In occasione del 27 gennaio, Giorno della memoria, il foglio pubblica un secondo pezzo: dopo la vita di un noto biografo di Hitler, un film-intervista alla segretaria di Goebbels.

Il docufilm in bianco e nero A German Life, del 2016, si basa sulla lunga intervista concessa allora ‒ all’età di 103 anni ‒ da Brunhilde Pomsel, segretaria di Goebbels da 1942 al ’45 e in precedenza, dal ’33, impiegata presso la radio tedesca. Al suo racconto ‒ e alla costante inquadratura del suo volto scavato dalle rughe ‒ si alternano in rapide sequenze innumerevoli materiali di repertorio: immagini tratte dai filmati di propaganda nazisti, americani e sovietici.

Un documento straordinario e un montaggio che (nonostante i grandi eventi siano ben noti) tiene lo spettatore col fiato sospeso. Brunhilde ricorda di essere stata dapprima oppressa in casa, come i fratelli, dall’autoritarismo del padre e dall’educazione a una cieca obbedienza; e d’essere poi diventata, fuori casa, una ragazza per nulla interessata alla politica, “frivola e superficiale” e anche un po’ “stupida”, desiderosa soltanto di un buon stipendio e soprattutto di un riconoscimento sociale: di frequentare, in stanze bene arredate, gente stilosa ed elegante e “curata”, come era a suo dire il ministro Goebbels. Riguardo a lui, ancora si emoziona ricordando come la sua oratoria, in un discorso tenuto nel febbraio del ’43 all’indomani della disfatta di Stalingrado, riuscì ad accendere l’entusiasmo dell’uditorio al punto che centinaia di persone scattarono in piedi ad applaudirlo; e alla sua domanda “Volete la guerra totale?”, gridarono in coro «Sì, vogliamo la guerra totale».

Parla della sua amica ebrea, con cui andava in birreria, e cui pagava la consumazione perché la famiglia (rimasta senza lavoro) era nell’indigenza; e di qualche rara notizia trapelata della “Rosa Bianca”, della censura imperante e della falsa narrazione diffusa nella Germania di quegli anni a proposito dei “campi”. Riconosce di essere stata colpevole, ma come lo era stata la maggior parte dei tedeschi portando al potere Hitler e sostenendolo sino all’ultimo. Dice che non si sarebbe comunque potuto fare nulla «a meno di essere disposti a rischiare la vita». Osserva che forse, se fosse stata più consapevole e “idealista”, non sarebbe sopravvissuta; e invidia i giovani d’oggi, cresciuti in un mondo diverso.

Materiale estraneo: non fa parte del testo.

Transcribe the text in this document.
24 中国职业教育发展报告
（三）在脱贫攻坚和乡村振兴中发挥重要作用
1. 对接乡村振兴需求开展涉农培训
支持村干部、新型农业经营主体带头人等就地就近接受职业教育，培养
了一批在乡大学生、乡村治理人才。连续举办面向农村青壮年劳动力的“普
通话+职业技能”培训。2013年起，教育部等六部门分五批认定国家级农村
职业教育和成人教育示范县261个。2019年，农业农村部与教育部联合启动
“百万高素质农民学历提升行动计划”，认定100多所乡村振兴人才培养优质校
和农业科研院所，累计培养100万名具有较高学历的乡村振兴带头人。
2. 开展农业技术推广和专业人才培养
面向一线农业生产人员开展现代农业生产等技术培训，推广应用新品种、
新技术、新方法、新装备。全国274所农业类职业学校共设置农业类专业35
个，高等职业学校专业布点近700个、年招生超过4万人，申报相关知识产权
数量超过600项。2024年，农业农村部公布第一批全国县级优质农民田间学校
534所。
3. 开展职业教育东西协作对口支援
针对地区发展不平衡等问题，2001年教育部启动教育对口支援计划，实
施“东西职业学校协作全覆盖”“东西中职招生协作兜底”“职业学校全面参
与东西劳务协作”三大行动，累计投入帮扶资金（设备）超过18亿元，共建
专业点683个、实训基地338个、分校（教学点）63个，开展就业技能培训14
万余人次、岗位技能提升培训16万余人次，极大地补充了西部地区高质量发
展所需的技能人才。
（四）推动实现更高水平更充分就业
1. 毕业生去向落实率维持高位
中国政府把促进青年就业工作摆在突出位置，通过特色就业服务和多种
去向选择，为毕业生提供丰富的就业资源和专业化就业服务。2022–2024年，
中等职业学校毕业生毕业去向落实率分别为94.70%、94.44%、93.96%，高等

La conclusione che trae dalla propria esperienza è lapidaria: «Dio non esiste, ma il diavolo esiste certamente». Tra i momenti più drammatici, i giorni trascorsi a partire dal 20 aprile ’45 nel bunker di Berlino, sino al suicidio di Hitler seguito due giorni dopo da quello di Goebbels e di tutta la sua famiglia. Poi la resa e cinque anni di prigionia in Russia, e infine la riassunzione presso la radio tedesca.